Keera fit non de la tête, les yeux toujours grands ouverts.
Avec prudence, Tyrande reprit :
- Je demande l'autorisation de produire une vision de ce qu'il s'est passé ensuite. Cet événement explique certains faits qui se sont produits ultérieurement.
- Accordé, fit le chef des Pandashans.
Comprenant ce que Tyrande attendait d'elle, Chromie, la dragonne de bronze sous les traits de la gnome qui avait surpris Keera, se leva de son siège, et se dirigea vers une statuette représentant deux dragons entrelacés. Elle anima l'artefact, plus connue sous le nom de Vision du Temps, de ses doigts experts et sûrs.
Soudain, l'atmosphère devint sombre, et une apparition d'abord floue se matérialisa devant l'assemblée. Keera apparut alors, enchaînée par les mains et suspendue, le corps recouvert de contusions et d'hématomes, et les yeux clos. Ses longs cheveux cachaient son corps dénudé, et du sang coulait entre ses jambes. Puis, lorsqu'elle ouvrit les yeux, une lueur blanche anima son regard cruel qui durcit considérablement son visage, le rendant presque méconnaissable. Elle tira sur ses entraves, tandis que l'on entendait des rires ainsi qu'un orc qui se lamentait.
- Le rejeton de Marteau-du-destin était un dur à cuire, fit Maim en langue orque, qui semblait piétiner une petite forme sur le sol.
- Il a bien résisté, sourit Rend qui se retourna, sentant une aura malsaine derrière lui.
La Keera de la vision les regardait, et brisa ses chaînes d'un coup. Les bras retombant devant elle, elle parla dans une langue inconnue, et se rua sur Maim qu'elle fit trébucher. Tout en continuant de parler, elle perça le ventre de l'orc de sa main, et en sortit les boyaux.
Plusieurs personnes dans l'auditoire manifestèrent leur révulsion face à cette séquence.
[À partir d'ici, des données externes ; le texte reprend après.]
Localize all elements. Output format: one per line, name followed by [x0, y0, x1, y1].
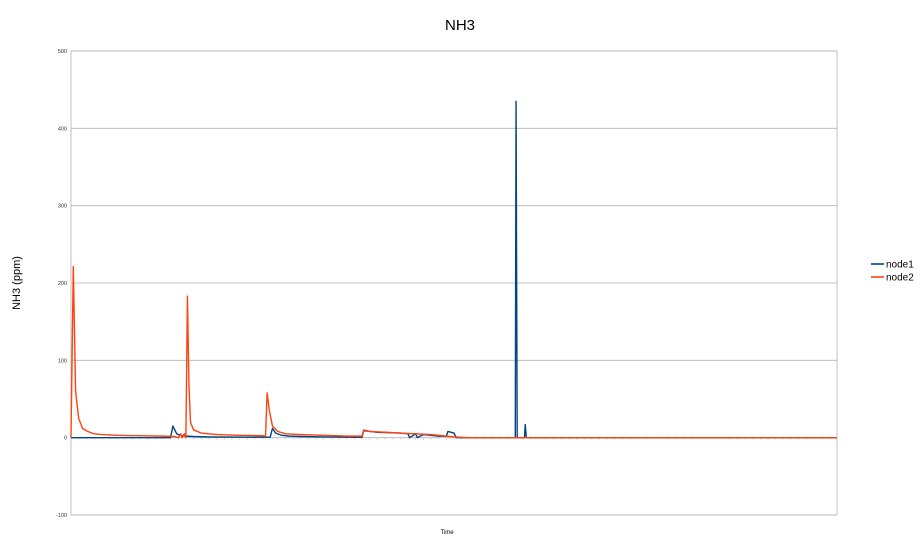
plot-area — [70, 50, 838, 516]
y-tick-label: -100 — [56, 513, 67, 519]
y-tick-label: 200 — [58, 281, 67, 287]
series-layer — [70, 100, 837, 439]
y-tick-label: 0 — [64, 436, 67, 442]
legend-label-node2: node2 — [886, 273, 914, 284]
y-tick-label: 100 — [58, 358, 67, 364]
series-line-node2 — [70, 266, 837, 439]
legend-label-node1: node1 — [886, 260, 914, 271]
gridlines — [71, 50, 837, 516]
y-axis-ticks: -100 0 100 200 300 400 500 — [56, 49, 67, 519]
y-tick-label: 500 — [58, 49, 67, 55]
y-axis-label: NH3 (ppm) — [11, 256, 23, 310]
y-tick-label: 400 — [58, 126, 67, 132]
x-axis-label: Time — [440, 530, 454, 536]
legend: node1 node2 — [871, 260, 914, 284]
chart-title: NH3 — [445, 17, 475, 34]
y-tick-label: 300 — [58, 204, 67, 210]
Apeuré, Rend observait la scène tout en reculant, et la vit attraper la tête de son frère qui hurlait et gémissait de douleur.
Keera tira fort, et réussit à arracher la tête de Maim dans un craquement sinistre, aussi sinistre que le sourire qu'elle servit à Rend en lui envoyant la tête qui atterrit à ses pieds.
D'abord paralysé par la peur et le choc, l'orc urina, puis détala à toute vitesse, suivi des autres orcs qui se tenaient près de Bazol.
- Là ! Arrêtez la vision ! demanda Tyrande. Keera, pouvez-vous me dire qui est cet orc qui s'échappe derrière Rend ?
Sans la moindre hésitation, la princesse répondit :
- Malkorok.
L'assemblée grommela de concert, et Taran Zhu dut demander le silence. Voilà où Tyrande voulait en venir. Elle se servait des affinités de Garrosh pour l'incriminer.
- Voilà à qui Garrosh Hurlenfer s'est associé. Les agissements de la Horde noire étaient notoires, mais cela ne l'a pas empêché de recruter ses soldats parmi les pires individus.
Keera jeta un œil vers l'intéressé. Ils avaient eu cette conversation, après le Cataclysme.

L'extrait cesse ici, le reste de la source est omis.